La sala de profesores, de Markus Orths

por carles66

¡Qué difícil comentar este libro! Difícil porque es muy complicado, por no decir imposible, sustraerse al hecho de que uno es del ramo y, a pesar de la caricatura que nos presenta el autor alemán, no puede dejar de comparar las vicisitudes del pobre Martin Kranich con las suyas propias. Reconozco que me lo me ha pasado muy bien leyéndolo y lo recomiendo también a personas que no sean profesores, ¡faltaría más!
Pero vamos a decir algunas cosas que creo son interesantes de la novela. Una de ellas es el hecho de que en la historia no aparezcan alumnos. En una novela sobre la escuela, parecería lógico que estos seres siempre sorprendentes tuvieran su protagonismo. Sin embargo, Orths prescinde de ellos y eso permite al lector entrar en una de las dimensiones que me parecen más fascinantes de nuestro oficio: la dualidad casi bipolar entre autoridad y sumisión.
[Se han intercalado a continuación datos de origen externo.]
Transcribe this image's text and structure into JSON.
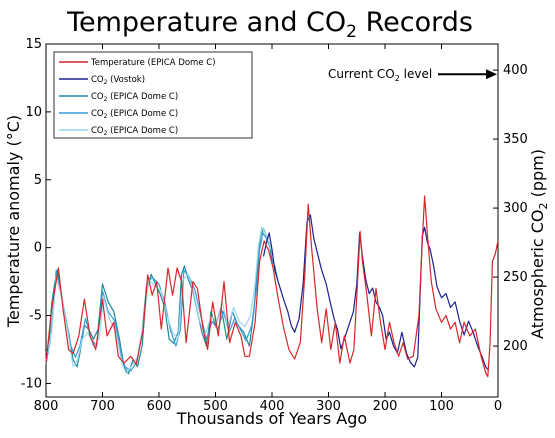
{
  "chart_data": {
    "type": "line",
    "title": {
      "main": "Temperature and CO",
      "sub": "2",
      "tail": " Records"
    },
    "xlabel": "Thousands of Years Ago",
    "ylabel_left": "Temperature anomaly (°C)",
    "ylabel_right": {
      "main": "Atmospheric CO",
      "sub": "2",
      "tail": " (ppm)"
    },
    "xlim": [
      800,
      0
    ],
    "ylim_left": [
      -11,
      15
    ],
    "ylim_right": [
      163.1,
      418.9
    ],
    "x_ticks": [
      800,
      700,
      600,
      500,
      400,
      300,
      200,
      100,
      0
    ],
    "y_left_ticks": [
      -10,
      -5,
      0,
      5,
      10,
      15
    ],
    "y_right_ticks": [
      200,
      250,
      300,
      350,
      400
    ],
    "annotation": {
      "main": "Current CO",
      "sub": "2",
      "tail": " level",
      "value": 397
    },
    "legend_position": "top-left",
    "series": [
      {
        "name": "Temperature (EPICA Dome C)",
        "axis": "left",
        "color": "#d62728",
        "points": [
          [
            800,
            -8.5
          ],
          [
            790,
            -4.5
          ],
          [
            778,
            -1.5
          ],
          [
            770,
            -4.5
          ],
          [
            760,
            -7.5
          ],
          [
            752,
            -7.8
          ],
          [
            742,
            -6.5
          ],
          [
            732,
            -3.8
          ],
          [
            722,
            -6.5
          ],
          [
            712,
            -7.5
          ],
          [
            700,
            -3.8
          ],
          [
            692,
            -6.5
          ],
          [
            680,
            -5.5
          ],
          [
            672,
            -8.0
          ],
          [
            662,
            -8.5
          ],
          [
            650,
            -8.0
          ],
          [
            640,
            -8.6
          ],
          [
            628,
            -6.0
          ],
          [
            620,
            -2.0
          ],
          [
            612,
            -3.5
          ],
          [
            604,
            -2.5
          ],
          [
            596,
            -6.0
          ],
          [
            584,
            -1.5
          ],
          [
            576,
            -3.5
          ],
          [
            568,
            -1.5
          ],
          [
            560,
            -2.5
          ],
          [
            552,
            -7.0
          ],
          [
            540,
            -2.5
          ],
          [
            532,
            -3.0
          ],
          [
            522,
            -6.0
          ],
          [
            514,
            -7.5
          ],
          [
            505,
            -4.0
          ],
          [
            495,
            -6.5
          ],
          [
            485,
            -2.5
          ],
          [
            475,
            -7.0
          ],
          [
            465,
            -5.5
          ],
          [
            455,
            -6.5
          ],
          [
            448,
            -8.0
          ],
          [
            440,
            -8.0
          ],
          [
            430,
            -5.5
          ],
          [
            422,
            -1.0
          ],
          [
            414,
            0.5
          ],
          [
            406,
            -0.2
          ],
          [
            398,
            -1.5
          ],
          [
            390,
            -3.5
          ],
          [
            380,
            -5.8
          ],
          [
            370,
            -7.5
          ],
          [
            360,
            -8.2
          ],
          [
            350,
            -7.0
          ],
          [
            342,
            -2.0
          ],
          [
            336,
            3.2
          ],
          [
            330,
            0.0
          ],
          [
            320,
            -4.5
          ],
          [
            312,
            -7.0
          ],
          [
            304,
            -4.5
          ],
          [
            296,
            -7.5
          ],
          [
            288,
            -5.5
          ],
          [
            280,
            -8.5
          ],
          [
            272,
            -6.5
          ],
          [
            262,
            -8.5
          ],
          [
            255,
            -7.5
          ],
          [
            248,
            -2.0
          ],
          [
            244,
            1.2
          ],
          [
            240,
            -1.0
          ],
          [
            232,
            -3.5
          ],
          [
            224,
            -6.5
          ],
          [
            216,
            -3.0
          ],
          [
            208,
            -5.5
          ],
          [
            200,
            -7.5
          ],
          [
            192,
            -5.5
          ],
          [
            184,
            -7.0
          ],
          [
            176,
            -8.0
          ],
          [
            168,
            -7.0
          ],
          [
            160,
            -8.2
          ],
          [
            150,
            -8.0
          ],
          [
            140,
            -5.0
          ],
          [
            134,
            0.5
          ],
          [
            130,
            3.8
          ],
          [
            125,
            1.0
          ],
          [
            118,
            -2.5
          ],
          [
            110,
            -4.5
          ],
          [
            100,
            -5.5
          ],
          [
            92,
            -5.0
          ],
          [
            84,
            -6.0
          ],
          [
            76,
            -5.5
          ],
          [
            68,
            -7.0
          ],
          [
            60,
            -5.5
          ],
          [
            50,
            -6.5
          ],
          [
            40,
            -6.0
          ],
          [
            30,
            -8.0
          ],
          [
            22,
            -9.2
          ],
          [
            18,
            -9.5
          ],
          [
            14,
            -7.0
          ],
          [
            10,
            -1.0
          ],
          [
            5,
            -0.5
          ],
          [
            0,
            0.5
          ]
        ]
      },
      {
        "name": "CO2 (Vostok)",
        "axis": "right",
        "color": "#1f1f8f",
        "points": [
          [
            415,
            265
          ],
          [
            410,
            275
          ],
          [
            405,
            282
          ],
          [
            400,
            270
          ],
          [
            395,
            255
          ],
          [
            390,
            248
          ],
          [
            384,
            240
          ],
          [
            378,
            232
          ],
          [
            372,
            225
          ],
          [
            366,
            215
          ],
          [
            360,
            210
          ],
          [
            352,
            220
          ],
          [
            345,
            245
          ],
          [
            338,
            290
          ],
          [
            332,
            295
          ],
          [
            326,
            278
          ],
          [
            320,
            268
          ],
          [
            312,
            255
          ],
          [
            304,
            245
          ],
          [
            296,
            230
          ],
          [
            290,
            220
          ],
          [
            284,
            212
          ],
          [
            278,
            198
          ],
          [
            272,
            205
          ],
          [
            264,
            215
          ],
          [
            256,
            225
          ],
          [
            250,
            245
          ],
          [
            245,
            282
          ],
          [
            240,
            265
          ],
          [
            234,
            248
          ],
          [
            228,
            238
          ],
          [
            222,
            242
          ],
          [
            216,
            232
          ],
          [
            210,
            228
          ],
          [
            204,
            222
          ],
          [
            198,
            205
          ],
          [
            192,
            210
          ],
          [
            185,
            200
          ],
          [
            178,
            195
          ],
          [
            170,
            210
          ],
          [
            162,
            195
          ],
          [
            155,
            188
          ],
          [
            148,
            185
          ],
          [
            142,
            192
          ],
          [
            138,
            235
          ],
          [
            134,
            280
          ],
          [
            130,
            286
          ],
          [
            125,
            275
          ],
          [
            120,
            270
          ],
          [
            114,
            258
          ],
          [
            108,
            243
          ],
          [
            100,
            235
          ],
          [
            92,
            238
          ],
          [
            84,
            228
          ],
          [
            76,
            232
          ],
          [
            68,
            218
          ],
          [
            60,
            208
          ],
          [
            52,
            218
          ],
          [
            44,
            210
          ],
          [
            36,
            200
          ],
          [
            28,
            192
          ],
          [
            22,
            185
          ],
          [
            18,
            183
          ]
        ]
      },
      {
        "name": "CO2 (EPICA Dome C)",
        "axis": "right",
        "color": "#1a8a9a",
        "points": [
          [
            800,
            195
          ],
          [
            795,
            200
          ],
          [
            790,
            230
          ],
          [
            785,
            245
          ],
          [
            780,
            255
          ],
          [
            770,
            230
          ],
          [
            760,
            210
          ],
          [
            752,
            190
          ],
          [
            745,
            185
          ],
          [
            740,
            195
          ],
          [
            732,
            215
          ],
          [
            724,
            212
          ],
          [
            716,
            205
          ],
          [
            708,
            212
          ],
          [
            700,
            245
          ],
          [
            690,
            232
          ],
          [
            680,
            225
          ],
          [
            670,
            205
          ],
          [
            662,
            185
          ],
          [
            654,
            180
          ],
          [
            646,
            190
          ],
          [
            638,
            185
          ],
          [
            630,
            200
          ],
          [
            622,
            240
          ],
          [
            614,
            252
          ],
          [
            606,
            245
          ],
          [
            598,
            238
          ],
          [
            590,
            228
          ],
          [
            582,
            205
          ],
          [
            574,
            202
          ],
          [
            566,
            210
          ],
          [
            560,
            252
          ],
          [
            555,
            258
          ],
          [
            548,
            248
          ],
          [
            540,
            240
          ],
          [
            532,
            225
          ],
          [
            524,
            210
          ],
          [
            516,
            200
          ],
          [
            508,
            225
          ],
          [
            500,
            215
          ],
          [
            490,
            228
          ],
          [
            480,
            205
          ],
          [
            470,
            225
          ],
          [
            460,
            215
          ],
          [
            450,
            210
          ],
          [
            440,
            200
          ],
          [
            432,
            225
          ],
          [
            425,
            262
          ],
          [
            420,
            280
          ],
          [
            415,
            285
          ],
          [
            410,
            280
          ],
          [
            405,
            275
          ],
          [
            400,
            262
          ],
          [
            395,
            258
          ],
          [
            390,
            248
          ]
        ]
      },
      {
        "name": "CO2 (EPICA Dome C)",
        "axis": "right",
        "color": "#3a9ad9",
        "points": [
          [
            800,
            187
          ],
          [
            792,
            205
          ],
          [
            782,
            255
          ],
          [
            774,
            240
          ],
          [
            764,
            218
          ],
          [
            756,
            200
          ],
          [
            748,
            192
          ],
          [
            740,
            200
          ],
          [
            730,
            220
          ],
          [
            720,
            205
          ],
          [
            710,
            200
          ],
          [
            700,
            240
          ],
          [
            690,
            225
          ],
          [
            678,
            218
          ],
          [
            668,
            195
          ],
          [
            660,
            185
          ],
          [
            650,
            182
          ],
          [
            640,
            188
          ],
          [
            630,
            210
          ],
          [
            622,
            245
          ],
          [
            612,
            250
          ],
          [
            600,
            245
          ],
          [
            590,
            232
          ],
          [
            580,
            212
          ],
          [
            570,
            200
          ],
          [
            562,
            212
          ],
          [
            556,
            255
          ],
          [
            546,
            250
          ],
          [
            536,
            240
          ],
          [
            526,
            222
          ],
          [
            516,
            205
          ],
          [
            506,
            218
          ],
          [
            496,
            212
          ],
          [
            486,
            225
          ],
          [
            476,
            210
          ],
          [
            466,
            220
          ],
          [
            456,
            212
          ],
          [
            446,
            204
          ],
          [
            436,
            215
          ],
          [
            428,
            240
          ],
          [
            422,
            270
          ],
          [
            416,
            282
          ],
          [
            410,
            278
          ],
          [
            404,
            272
          ],
          [
            398,
            266
          ]
        ]
      },
      {
        "name": "CO2 (EPICA Dome C)",
        "axis": "right",
        "color": "#9ad8ec",
        "points": [
          [
            800,
            190
          ],
          [
            790,
            210
          ],
          [
            782,
            250
          ],
          [
            772,
            235
          ],
          [
            762,
            212
          ],
          [
            752,
            185
          ],
          [
            744,
            190
          ],
          [
            736,
            205
          ],
          [
            726,
            210
          ],
          [
            716,
            200
          ],
          [
            706,
            205
          ],
          [
            698,
            235
          ],
          [
            688,
            220
          ],
          [
            676,
            210
          ],
          [
            666,
            188
          ],
          [
            658,
            180
          ],
          [
            648,
            186
          ],
          [
            638,
            192
          ],
          [
            628,
            215
          ],
          [
            618,
            248
          ],
          [
            606,
            243
          ],
          [
            596,
            240
          ],
          [
            586,
            222
          ],
          [
            576,
            210
          ],
          [
            566,
            205
          ],
          [
            558,
            248
          ],
          [
            548,
            252
          ],
          [
            538,
            238
          ],
          [
            528,
            218
          ],
          [
            518,
            208
          ],
          [
            508,
            222
          ],
          [
            498,
            218
          ],
          [
            488,
            232
          ],
          [
            478,
            214
          ],
          [
            468,
            228
          ],
          [
            458,
            218
          ],
          [
            448,
            214
          ],
          [
            438,
            222
          ],
          [
            430,
            245
          ],
          [
            424,
            272
          ],
          [
            418,
            286
          ],
          [
            412,
            282
          ],
          [
            406,
            276
          ],
          [
            400,
            268
          ]
        ]
      }
    ]
  }
}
En efecto, el profesor, autoridad “absoluta” en su clase, acostumbrado a hacer lo que él ha preparado, se encuentra que, al salir, no es nada más que una marioneta al servicio de disposiciones, reglas, directores, etc., que no entiende, que no tienen ninguna lógica, pero que uno debe acatar si pretende mantener el puesto de trabajo. La referencia a Kafka es inevitable, no sólo por lo absurdo de la situación sino porque, y aquí viene otro aspecto a comentar, ni siquiera cuando se da un golpe en la mesa para gritar !basta ya! y todo cambia, el sistema vuelve a poner las cosas en su sitio. De esta manera, la sinrazón se impone por agotamiento, por imposibilidad de que el sentido común coja las riendas de la situación.
Como en toda buena novela que pretende arrancarnos una sonrisa, la reflexión no está ausente en sus páginas y son de agradecer estos momentos para que la “anécdota” no acabe llevándose todo el protagonismo. Valga como botón de muestra el siguiente fragmento:
“Uno se hundía, musitó Pascal, de repente en medio del silencio, la persona, el ser humano, la existencia, el individuo, era engullido, devorado, parcheado, sellado a base de lucha y competencia, lo humano, eso que convertía al ser humano en ser humano  ante todo, su corazón, la percepción del corazón, todo eso no figuraba en ningún plan de estudios, todo eso, lo verdadero, lo importante, lo esencial, nos era arrancado de lo más íntimo de nuestro ser.”
Como ven, literatura nada insustancial. ¡Feliz lectura!